Published Web Locationhttps://doi.org/10.1017/s1751731120000348
Goat genotype may alter the net energy and protein requirements for maintenance (NEm and NPm, respectively) and weight gain (NEg and NPg).This study was designed to investigate and quantify the effect of goat type on NEm, NPm, NEg and NPg, and quantify the net requirements for energy and protein for dairy, meat and indigenous growing male goats. For that, comparative slaughter studies were gathered and a meta-analytical approach was used. Two distinct databases were organized: one composed of 233 individual records from 11 studies of meat (n = 81), dairy (n = 97) and indigenous (n = 55) growing male goats weighing from 4.50 to 51.0 kg, to depict NEm and NPm; and another database composed of 239 individual records from nine studies of meat (n = 87), dairy (n = 97) and indigenous (n = 55) growing male goats weighing from 4.30 to 51.0 kg, to depict NEg and NPg. Our findings showed that NEm of meat goats was 8.5% greater (336 ± 10.8 kJ/kg0.75 of empty BW; EBW) than dairy and indigenous goats (310 ± 8.20 kJ/kg0.75 EBW; P < 0.05). Whereas, NPm was not affected by goat type (1.92 ± 0.239 g/kg EBW; P = 0.91). The NPg was 185.1 ± 1.82 g/kg of EBW gain for goats weighing 5 kg BW and 192.5 ± 4.33 g/kg of EBW gain for goats weighing 45 kg BW, and thus did not change across goat type (P = 0.12). On the other hand, NEg increased from 7.29 ± 0.191 to 11.9 ± 0.386 MJ/kg of EBW in male dairy goats, and from 7.32 ± 0.144 to 15.7 ± 0.537 MJ/kg of EBW in meat and indigenous growing male goats weighing between 5 and 45 kg BW. When body protein was used as a predictor in the allometric equation instead of EBW seeking to account for the degree of maturity, goat type differences disappeared; however, this predictor showed a high variation among individuals.

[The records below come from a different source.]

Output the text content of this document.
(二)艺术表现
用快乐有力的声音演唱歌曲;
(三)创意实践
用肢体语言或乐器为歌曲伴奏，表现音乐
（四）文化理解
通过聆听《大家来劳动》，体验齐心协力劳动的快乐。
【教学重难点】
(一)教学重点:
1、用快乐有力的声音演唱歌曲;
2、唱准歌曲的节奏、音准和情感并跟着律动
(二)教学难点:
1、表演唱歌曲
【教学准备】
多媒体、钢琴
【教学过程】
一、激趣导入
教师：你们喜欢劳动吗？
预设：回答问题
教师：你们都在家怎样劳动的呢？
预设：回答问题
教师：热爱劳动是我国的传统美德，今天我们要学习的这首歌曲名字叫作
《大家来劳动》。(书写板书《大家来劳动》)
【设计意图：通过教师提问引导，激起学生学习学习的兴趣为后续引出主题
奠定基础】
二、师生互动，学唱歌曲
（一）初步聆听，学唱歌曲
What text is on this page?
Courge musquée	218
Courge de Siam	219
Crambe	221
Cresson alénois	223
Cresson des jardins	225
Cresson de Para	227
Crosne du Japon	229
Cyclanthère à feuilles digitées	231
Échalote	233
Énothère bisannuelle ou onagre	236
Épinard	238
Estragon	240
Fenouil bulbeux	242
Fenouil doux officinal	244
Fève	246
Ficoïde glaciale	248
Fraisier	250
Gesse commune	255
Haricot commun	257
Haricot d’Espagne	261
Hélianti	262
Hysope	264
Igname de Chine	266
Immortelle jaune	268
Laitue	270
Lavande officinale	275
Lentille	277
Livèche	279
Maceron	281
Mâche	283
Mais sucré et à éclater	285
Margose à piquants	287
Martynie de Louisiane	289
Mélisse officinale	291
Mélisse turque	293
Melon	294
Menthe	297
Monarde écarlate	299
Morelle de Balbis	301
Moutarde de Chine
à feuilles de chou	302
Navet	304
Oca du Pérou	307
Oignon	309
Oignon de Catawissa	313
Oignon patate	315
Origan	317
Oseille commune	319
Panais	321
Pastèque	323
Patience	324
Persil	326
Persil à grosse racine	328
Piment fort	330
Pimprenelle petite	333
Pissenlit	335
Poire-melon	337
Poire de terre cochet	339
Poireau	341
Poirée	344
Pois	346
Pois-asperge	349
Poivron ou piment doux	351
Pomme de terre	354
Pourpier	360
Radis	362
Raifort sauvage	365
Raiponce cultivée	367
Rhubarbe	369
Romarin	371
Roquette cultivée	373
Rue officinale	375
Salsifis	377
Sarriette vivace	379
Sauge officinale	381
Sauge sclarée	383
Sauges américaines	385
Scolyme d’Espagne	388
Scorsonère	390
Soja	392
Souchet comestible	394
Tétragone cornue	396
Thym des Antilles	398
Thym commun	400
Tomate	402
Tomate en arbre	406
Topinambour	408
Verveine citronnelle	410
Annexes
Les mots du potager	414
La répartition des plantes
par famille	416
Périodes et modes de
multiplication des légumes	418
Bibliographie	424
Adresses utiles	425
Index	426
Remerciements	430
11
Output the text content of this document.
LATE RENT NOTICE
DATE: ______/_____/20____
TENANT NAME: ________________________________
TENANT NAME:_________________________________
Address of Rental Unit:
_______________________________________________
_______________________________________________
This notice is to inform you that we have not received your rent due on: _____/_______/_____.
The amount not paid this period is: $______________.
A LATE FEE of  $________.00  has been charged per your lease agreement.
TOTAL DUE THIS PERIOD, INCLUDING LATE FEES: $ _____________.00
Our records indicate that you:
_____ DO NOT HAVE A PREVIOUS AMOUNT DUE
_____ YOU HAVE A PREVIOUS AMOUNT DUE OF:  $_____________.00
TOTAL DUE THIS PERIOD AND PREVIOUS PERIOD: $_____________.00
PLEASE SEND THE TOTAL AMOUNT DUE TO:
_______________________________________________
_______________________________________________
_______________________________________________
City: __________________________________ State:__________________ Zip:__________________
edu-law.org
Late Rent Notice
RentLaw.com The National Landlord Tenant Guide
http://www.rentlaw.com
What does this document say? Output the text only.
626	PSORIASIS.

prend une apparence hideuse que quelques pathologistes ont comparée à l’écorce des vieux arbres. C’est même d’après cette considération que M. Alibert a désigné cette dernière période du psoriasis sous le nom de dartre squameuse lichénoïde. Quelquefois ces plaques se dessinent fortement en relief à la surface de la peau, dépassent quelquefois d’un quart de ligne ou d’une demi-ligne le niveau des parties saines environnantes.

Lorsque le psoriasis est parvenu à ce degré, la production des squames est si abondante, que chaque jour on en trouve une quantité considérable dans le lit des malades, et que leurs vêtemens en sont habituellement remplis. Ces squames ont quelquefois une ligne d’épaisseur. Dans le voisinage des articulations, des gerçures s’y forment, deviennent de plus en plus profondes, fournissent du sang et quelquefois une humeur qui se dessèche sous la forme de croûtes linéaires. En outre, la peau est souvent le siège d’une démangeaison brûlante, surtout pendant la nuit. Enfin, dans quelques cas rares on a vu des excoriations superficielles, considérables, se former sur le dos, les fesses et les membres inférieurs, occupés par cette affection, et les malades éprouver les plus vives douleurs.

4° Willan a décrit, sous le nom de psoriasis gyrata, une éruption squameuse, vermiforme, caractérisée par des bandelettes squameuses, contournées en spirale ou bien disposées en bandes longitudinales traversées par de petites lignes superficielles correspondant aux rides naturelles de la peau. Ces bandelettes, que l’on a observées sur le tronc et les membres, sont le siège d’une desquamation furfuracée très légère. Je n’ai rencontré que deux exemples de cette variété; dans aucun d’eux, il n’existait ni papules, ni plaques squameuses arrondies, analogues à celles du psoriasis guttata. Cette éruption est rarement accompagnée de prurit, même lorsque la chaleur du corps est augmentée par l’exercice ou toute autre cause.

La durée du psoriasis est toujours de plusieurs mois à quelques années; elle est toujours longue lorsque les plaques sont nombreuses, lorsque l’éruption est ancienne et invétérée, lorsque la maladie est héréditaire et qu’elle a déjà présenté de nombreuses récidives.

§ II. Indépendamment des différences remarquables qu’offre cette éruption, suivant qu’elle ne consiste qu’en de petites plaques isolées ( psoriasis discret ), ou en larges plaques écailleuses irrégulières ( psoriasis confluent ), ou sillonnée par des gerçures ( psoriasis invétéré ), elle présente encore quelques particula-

In conclusion, energy and protein requirements for gain in distinct goat types reflect on body composition differences. Future research should focus on better understanding the maturity degree and its consequences in the energy requirement of growing male goats and better depict the goat type effect on it, as well as on the efficiency of utilization.